One of the major changes in Sharing the Vision involves moving the age of transition from child and adolescent mental health services, CAMHS to adult mental health services up to 25. This is based on research which suggests that brain development is in fact not complete until the mid-20s, and due to so many young people falling through the cracks of the system as a result of that transition happening at a time of so much other change within their lives. How services will be resourced and provided for remains a worry because while young adults may still be developing, they require different assessment and treatment approaches to children.

While in a practical sense we have moved on from Covid-19, from a mental health sense we are just beginning to process the fallout from the pandemic. Most students currently in higher education were in second level education for at least some of the pandemic, and many of them transitioned from childhood into adulthood during that time. As a result, the process of beginning to meet the challenges outlined above for this life stage was disrupted for many people, and the impact of that may not be seen until those individuals enter later life stages. This is just one example of the importance of understanding mental health from a lifespan perspective, as while these young people may not currently have tangible grief or trauma associated with the pandemic in an obvious way, that is not to say that there is no impact. This is from both mental health and developmental perspectives, and it also demonstrates the interconnected nature of the two.

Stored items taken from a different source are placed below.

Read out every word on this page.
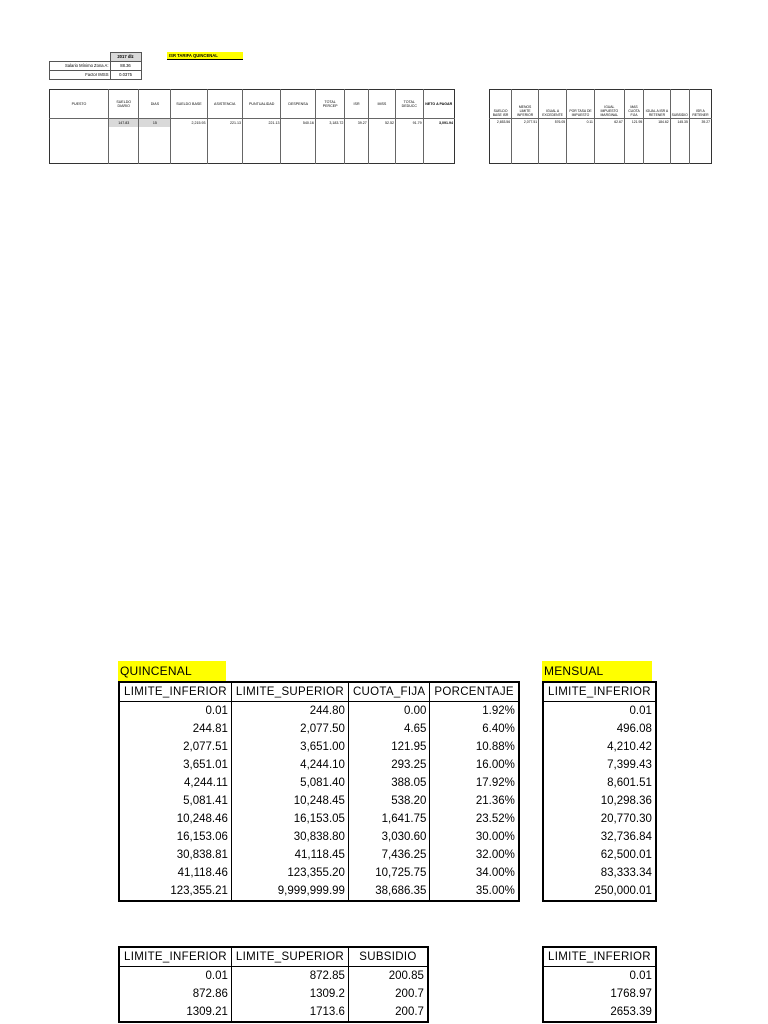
	2017 dlz
Salario Mínimo Zona A:	88.36
Factor IMSS	0.0375
ISR TARIFA QUINCENAL
PUESTO	SUELDO DIARIO	DIAS	SUELDO BASE	ASISTENCIA	PUNTUALIDAD	DESPENSA	TOTAL PERCEP	ISR	IMSS	TOTAL DEDUCC	NETO A PAGAR
	147.83	15	2,215.93	221.13	221.13	540.16	3,183.72	39.27	52.52	91.79	3,091.94

SUELDO BASE ISR	MENOS LIMITE INFERIOR	IGUAL A EXCEDENTE	POR TASA DE IMPUESTO	IGUAL IMPUESTO MARGINAL	MAS CUOTA FIJA	IGUAL A ISR A RETENER	SUBSIDIO	ISR A RETENER
2,653.56	2,077.51	576.05	0.11	62.67	121.95	184.62	145.35	39.27

QUINCENAL
LIMITE_INFERIOR	LIMITE_SUPERIOR	CUOTA_FIJA	PORCENTAJE
0.01	244.80	0.00	1.92%
244.81	2,077.50	4.65	6.40%
2,077.51	3,651.00	121.95	10.88%
3,651.01	4,244.10	293.25	16.00%
4,244.11	5,081.40	388.05	17.92%
5,081.41	10,248.45	538.20	21.36%
10,248.46	16,153.05	1,641.75	23.52%
16,153.06	30,838.80	3,030.60	30.00%
30,838.81	41,118.45	7,436.25	32.00%
41,118.46	123,355.20	10,725.75	34.00%
123,355.21	9,999,999.99	38,686.35	35.00%
MENSUAL
LIMITE_INFERIOR
0.01
496.08
4,210.42
7,399.43
8,601.51
10,298.36
20,770.30
32,736.84
62,500.01
83,333.34
250,000.01
LIMITE_INFERIOR	LIMITE_SUPERIOR	SUBSIDIO
0.01	872.85	200.85
872.86	1309.2	200.7
1309.21	1713.6	200.7
LIMITE_INFERIOR
0.01
1768.97
2653.39
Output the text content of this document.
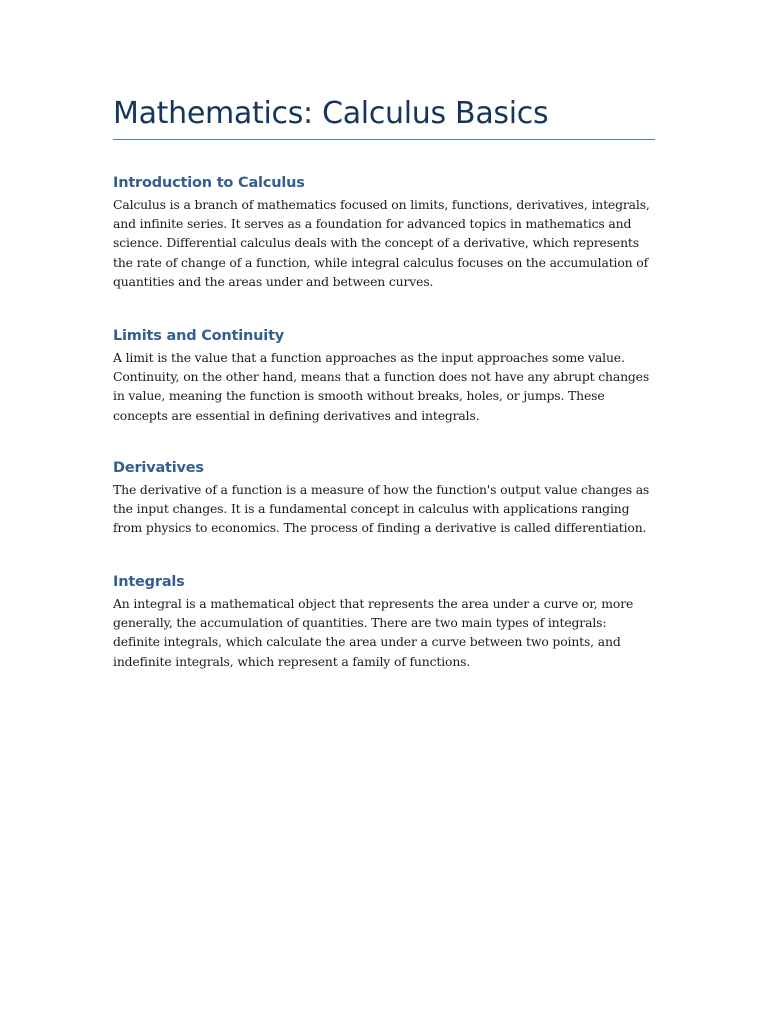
Mathematics: Calculus Basics
Introduction to Calculus

Calculus is a branch of mathematics focused on limits, functions, derivatives, integrals, and infinite series. It serves as a foundation for advanced topics in mathematics and science. Differential calculus deals with the concept of a derivative, which represents the rate of change of a function, while integral calculus focuses on the accumulation of quantities and the areas under and between curves.

Limits and Continuity

A limit is the value that a function approaches as the input approaches some value. Continuity, on the other hand, means that a function does not have any abrupt changes in value, meaning the function is smooth without breaks, holes, or jumps. These concepts are essential in defining derivatives and integrals.

Derivatives

The derivative of a function is a measure of how the function's output value changes as the input changes. It is a fundamental concept in calculus with applications ranging from physics to economics. The process of finding a derivative is called differentiation.

Integrals

An integral is a mathematical object that represents the area under a curve or, more generally, the accumulation of quantities. There are two main types of integrals: definite integrals, which calculate the area under a curve between two points, and indefinite integrals, which represent a family of functions.
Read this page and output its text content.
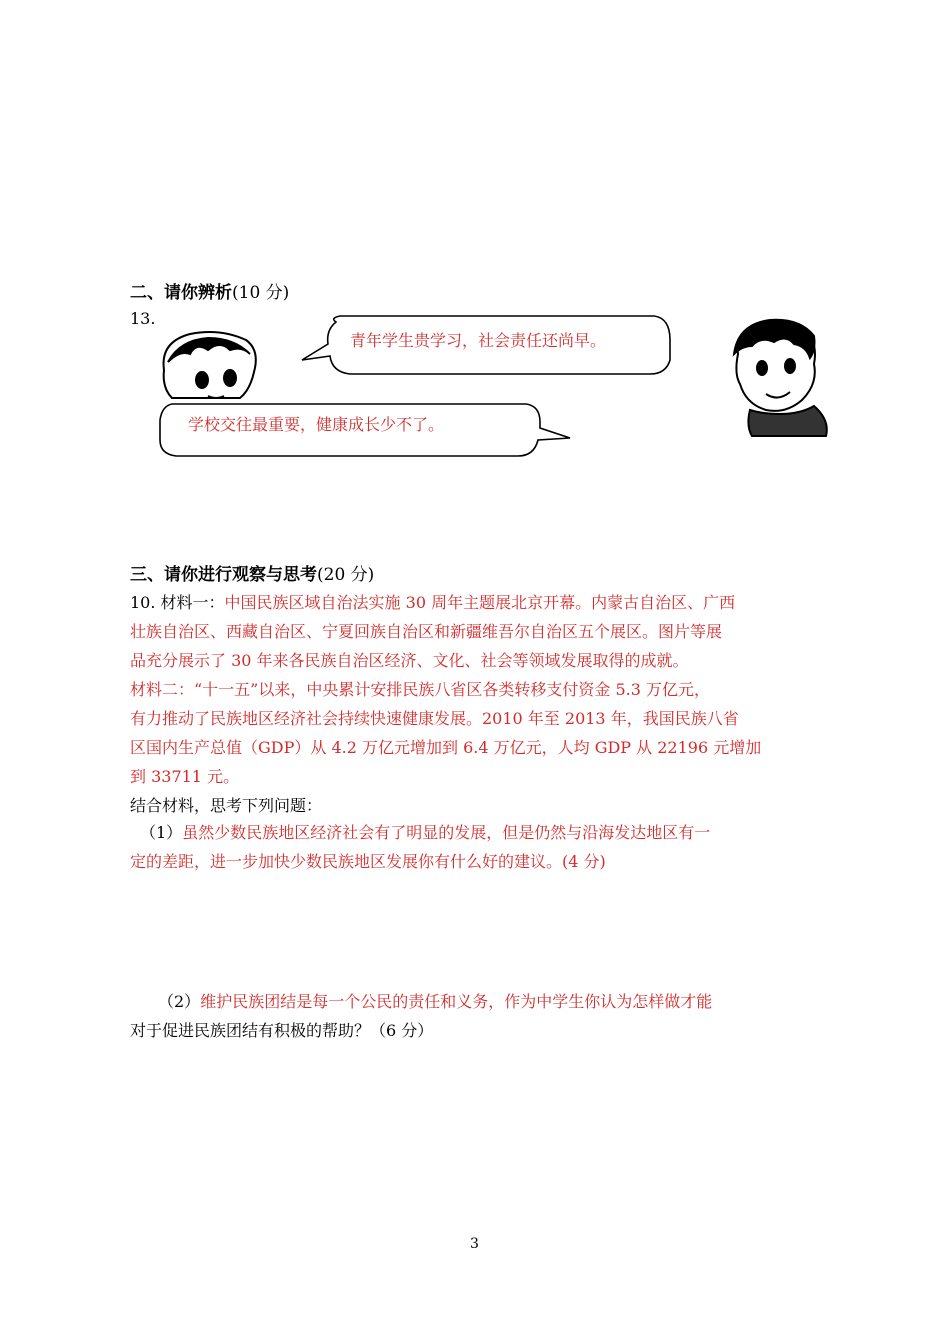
二、请你辨析(10 分)
13.
青年学生贵学习，社会责任还尚早。
学校交往最重要，健康成长少不了。
三、请你进行观察与思考(20 分)
10. 材料一：中国民族区域自治法实施 30 周年主题展北京开幕。内蒙古自治区、广西
壮族自治区、西藏自治区、宁夏回族自治区和新疆维吾尔自治区五个展区。图片等展
品充分展示了 30 年来各民族自治区经济、文化、社会等领域发展取得的成就。
材料二：“十一五”以来，中央累计安排民族八省区各类转移支付资金 5.3 万亿元，
有力推动了民族地区经济社会持续快速健康发展。2010 年至 2013 年，我国民族八省
区国内生产总值（GDP）从 4.2 万亿元增加到 6.4 万亿元，人均 GDP 从 22196 元增加
到 33711 元。
结合材料，思考下列问题：
（1）虽然少数民族地区经济社会有了明显的发展，但是仍然与沿海发达地区有一
定的差距，进一步加快少数民族地区发展你有什么好的建议。(4 分)
（2）维护民族团结是每一个公民的责任和义务，作为中学生你认为怎样做才能
对于促进民族团结有积极的帮助？（6 分）
3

Viewing mental health from a lifespan approach involves viewing the person based on a holistic view of their life, and what that means for how they are presenting in the current moment. This is beneficial, because it can help to inform prevention and treatment and help us, as a country, to move away from a reliance on crisis intervention, and thus have better outcomes for people. However, it also means that mental health cannot just be under the remit of health, and that student mental health cannot just be under the remit of higher education as it is currently.

It means things like housing must be considered as a factor in mental illness and housing provision must be considered part of mental health treatment. It means supporting young people’s mental health from the moment they are born, not just waiting until they present at an emergency department with self-harm and suicidal ideation. It means addressing issues such as screening, automatically including counselling during times such as physical illness or family financial trouble and not waiting for people and families to self-present. It means understanding that what happens at any point in a person’s life can impact his or her mental health, not just in that moment but into the future. Even if someone does not present in distress immediately after an adverse event, it means that person should have in-reach services and prevention models used with his or her. That means better resources, continual and sustainable funding and better interagency working. It means giving mental health from birth until death a priority slot on the list for funding, staffing, research and education. It means not further impacting individuals' mental health by refusing them services because their condition is not severe enough or the waiting list is too long.